Sobre todo norteamericanas, que marcan la pauta. Continuación de otro hilo

– Como demostró Jeff Goldblum en “Independence Day”, un simple ordenador portátil posee la potencia suficiente como para acabar con el sistema de comunicaciones de una avanzada civilización extraterrestre (por supuesto era un Mac).
 
– Cuando de una película se trata, todo ordenador presenta una pantalla que solicita código de acceso. Como además pertenecerá a alguna secreta organización seudo-gubernamental nadie logrará tener acceso, excepto el negro macarra que desde una furgoneta camuflada en la esquina lo conseguirá en pocos segundos, entre grandes risotadas y un enorme chicle asomando por la comisura de la boca.

– Forma parte de la tradición de los asesinos en serie, y así lo imparten en sus escuelas, lo de irse a cometer el crimen estelar a una gran final deportiva. Lo de la Superbowl está cantado.

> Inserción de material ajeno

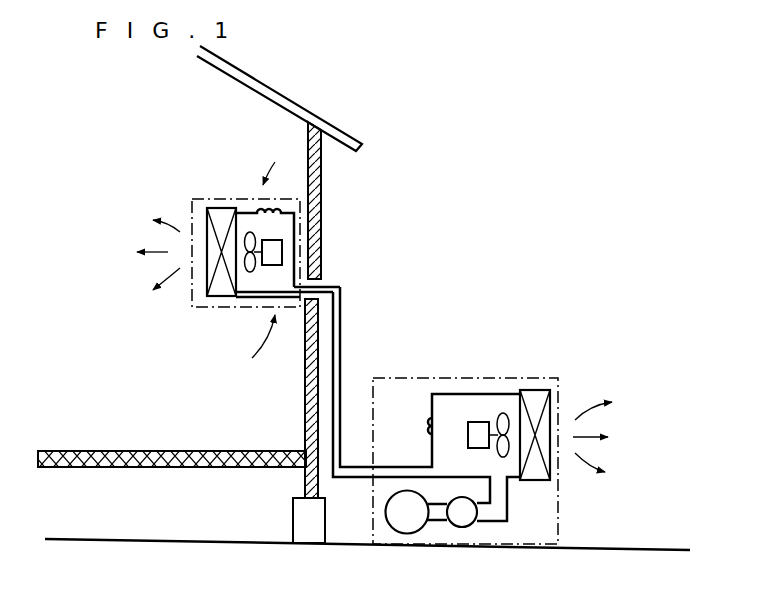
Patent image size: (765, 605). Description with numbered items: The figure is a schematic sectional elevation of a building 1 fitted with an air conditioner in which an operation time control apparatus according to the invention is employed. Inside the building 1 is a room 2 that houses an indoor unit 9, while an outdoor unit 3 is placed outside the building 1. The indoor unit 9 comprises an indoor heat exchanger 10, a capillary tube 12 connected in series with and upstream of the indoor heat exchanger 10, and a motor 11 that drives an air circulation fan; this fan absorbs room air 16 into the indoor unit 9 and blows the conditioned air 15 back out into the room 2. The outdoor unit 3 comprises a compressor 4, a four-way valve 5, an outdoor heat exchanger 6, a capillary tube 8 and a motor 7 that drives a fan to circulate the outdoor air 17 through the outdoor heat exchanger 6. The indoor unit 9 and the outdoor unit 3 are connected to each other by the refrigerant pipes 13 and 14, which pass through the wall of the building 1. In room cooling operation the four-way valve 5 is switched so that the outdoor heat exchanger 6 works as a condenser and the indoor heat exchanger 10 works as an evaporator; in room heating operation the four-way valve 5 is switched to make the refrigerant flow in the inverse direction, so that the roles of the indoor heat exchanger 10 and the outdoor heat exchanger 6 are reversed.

The building 1 is at (320, 207).
The room 2 is at (227, 246).
The outdoor unit 3 is at (550, 380).
The compressor 4 is at (408, 525).
The four-way valve 5 is at (463, 520).
The outdoor heat exchanger 6 is at (537, 482).
The motor 7 is at (468, 432).
The capillary tube 8 is at (432, 425).
The indoor unit 9 is at (217, 308).
The indoor heat exchanger 10 is at (222, 208).
The motor 11 is at (270, 266).
The capillary tube 12 is at (277, 212).
The refrigerant pipe 13 is at (340, 288).
The refrigerant pipe 14 is at (340, 318).
The conditioned air 15 is at (160, 262).
The air 16 is at (250, 346).
The outdoor air 17 is at (608, 437).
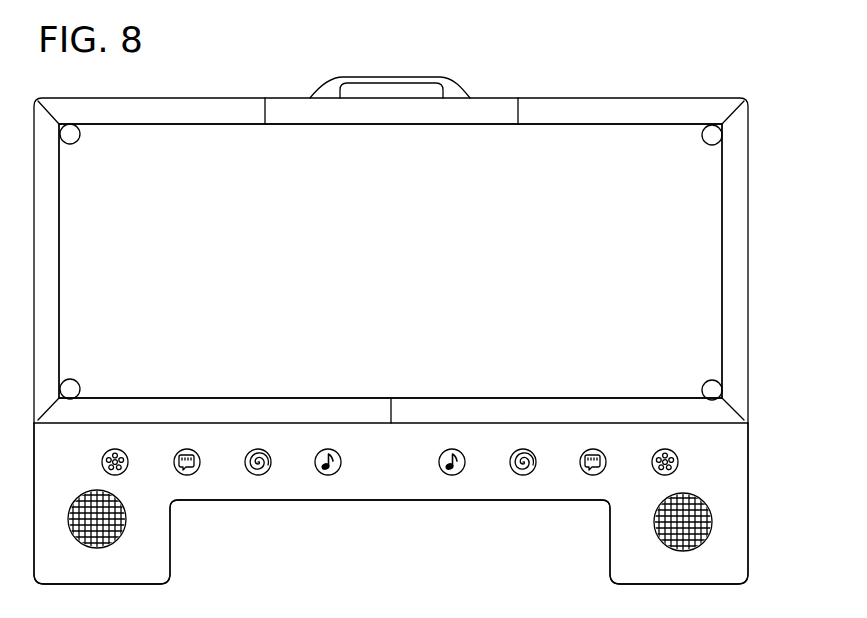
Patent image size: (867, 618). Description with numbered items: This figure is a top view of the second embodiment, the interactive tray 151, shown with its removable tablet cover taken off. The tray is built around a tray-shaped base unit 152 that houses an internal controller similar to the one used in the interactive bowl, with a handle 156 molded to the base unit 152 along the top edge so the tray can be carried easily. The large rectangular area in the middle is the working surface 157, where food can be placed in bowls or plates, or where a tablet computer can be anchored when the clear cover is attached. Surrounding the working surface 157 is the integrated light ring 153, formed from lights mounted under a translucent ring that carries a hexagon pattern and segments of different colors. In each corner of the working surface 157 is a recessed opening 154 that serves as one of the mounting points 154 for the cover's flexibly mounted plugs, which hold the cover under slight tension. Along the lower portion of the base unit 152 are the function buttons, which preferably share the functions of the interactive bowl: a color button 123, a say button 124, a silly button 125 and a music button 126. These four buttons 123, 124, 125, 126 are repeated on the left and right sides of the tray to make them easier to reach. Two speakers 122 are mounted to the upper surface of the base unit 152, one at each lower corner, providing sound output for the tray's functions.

The interactive tray 151 is at (629, 78).
The base unit 152 is at (738, 457).
The integrated light ring 153 is at (733, 252).
The mounting points 154 is at (76, 140).
The handle 156 is at (396, 77).
The working surface 157 is at (680, 198).
The speakers 122 is at (94, 530).
The color button 123 is at (124, 471).
The say button 124 is at (195, 471).
The silly button 125 is at (266, 471).
The music button 126 is at (336, 471).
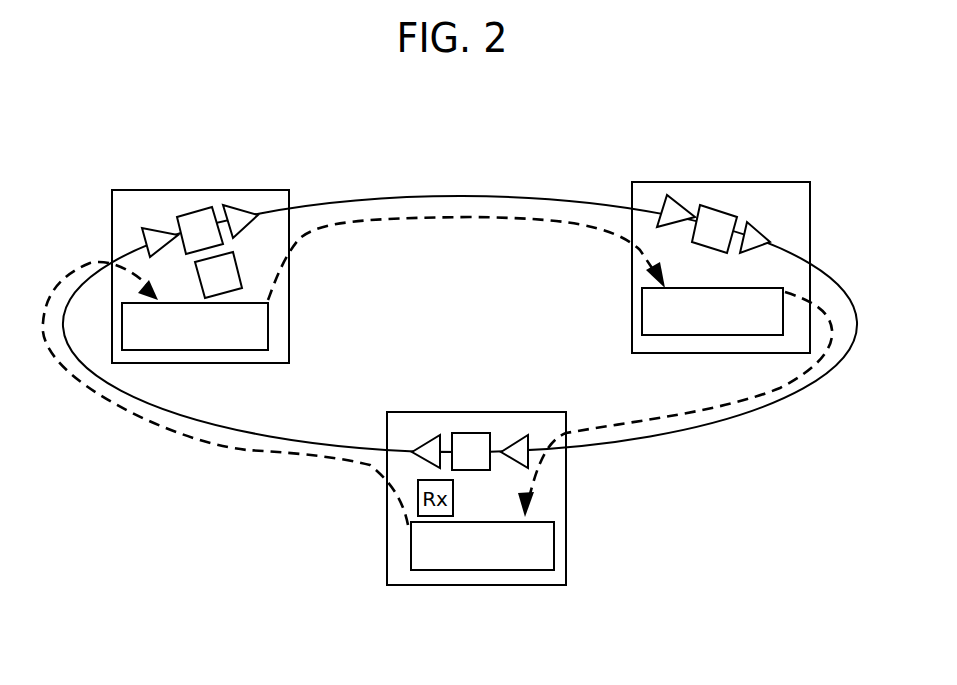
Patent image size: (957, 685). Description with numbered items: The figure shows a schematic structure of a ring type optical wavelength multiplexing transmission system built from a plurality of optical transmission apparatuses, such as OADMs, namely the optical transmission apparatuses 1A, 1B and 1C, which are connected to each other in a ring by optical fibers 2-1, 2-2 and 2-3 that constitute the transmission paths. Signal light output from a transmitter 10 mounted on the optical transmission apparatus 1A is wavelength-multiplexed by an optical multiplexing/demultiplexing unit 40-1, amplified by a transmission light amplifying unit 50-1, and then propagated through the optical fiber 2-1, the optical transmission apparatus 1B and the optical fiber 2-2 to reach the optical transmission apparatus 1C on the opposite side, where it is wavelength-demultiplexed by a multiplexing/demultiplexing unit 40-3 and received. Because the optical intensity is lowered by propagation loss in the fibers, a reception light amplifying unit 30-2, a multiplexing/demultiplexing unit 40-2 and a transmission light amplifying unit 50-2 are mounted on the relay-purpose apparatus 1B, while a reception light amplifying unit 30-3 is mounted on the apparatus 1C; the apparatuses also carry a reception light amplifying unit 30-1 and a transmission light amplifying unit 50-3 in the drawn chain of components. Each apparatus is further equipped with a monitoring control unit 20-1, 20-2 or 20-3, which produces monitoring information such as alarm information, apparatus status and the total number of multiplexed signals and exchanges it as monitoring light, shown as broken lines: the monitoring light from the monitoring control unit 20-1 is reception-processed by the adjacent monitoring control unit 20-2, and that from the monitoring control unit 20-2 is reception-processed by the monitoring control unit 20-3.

– El capitán de policía, obedeciendo a altas presiones, siempre destituirá a su detective preferido o le dará un plazo máximo de 48 horas para resolver el caso. Esto servirá para que el susodicho detective, cuya vida ya es un completo desastre, haga por una vez bien su trabajo, se reconcilie con su mujer, con sus hijos y con el departamento, y se rehabilite como profesional y como persona.

– Además en toda investigación policial que se precie se hace necesario visitar como mínimo un club de striptease.

– En los departamentos de policía siempre emparejan como compañeros de patrulla a dos personalidades opuestas. Por ejemplo uno muy pulcro y otro zarrapastroso, el de métodos violentos y heterodoxos junto al novato respetuoso cumplidor de las normas; el poli duro, marginal y solitario al que nadie quiere tendrá por compañero al poli padre de familia honesto y sencillo. Éste último morirá por supuesto primero.

– En las películas juveniles de terror pon atención en la chica que sea más frágil; ahí tendrás al personaje que derrotará al psicópata mutilador con la ayuda del tontolaba de turno. Antes de eso, los que se ríen de todo y aquellos que se dedican a ligar serán los primeros en caer.

– Otras escena habitual en películas de suspense y policíacas. El (injustamente) acusado y perseguido verá aparecer su imagen en primera página del periódico o en las noticias de televisión, en cuyo caso no importa si el local está animado y nadie presta atención a la pantalla. En un rincón, un personaje retraído y vulgar se ha percatado en un segundo de todo el asunto. ¡Corre, corre, que el cabrón ya está llamando a la pasma!

– Si en el transcurso de una escena bélica el joven soldado habla con poética añoranza de su tierra, de su casa y de las fantásticas galletas que hacía su madre mientras muestra orgullosamente a los colegas la foto de su novia, se habrá condenado a morir en la siguiente escaramuza con el enemigo.

– Cuando declaras todo tu amor a la chica delante de un público anónimo no hay peligro de hacer el ridículo ante ella. Obreros, estudiantes, empleados de banca… todos sin excepción aplaudirán encantados al llegar el beso en una sincronizada coreografía. Una señora mayor derramará una furtiva lágrima.

Estos preceptos culminan en dos: siempre se aparca delante del edificio al que uno va y la torre Eiffel es visible desde cualquier ventana de París.

(Adaptación libre de “Cosas que no sabríamos si no fuera por las películas estadounidenses”).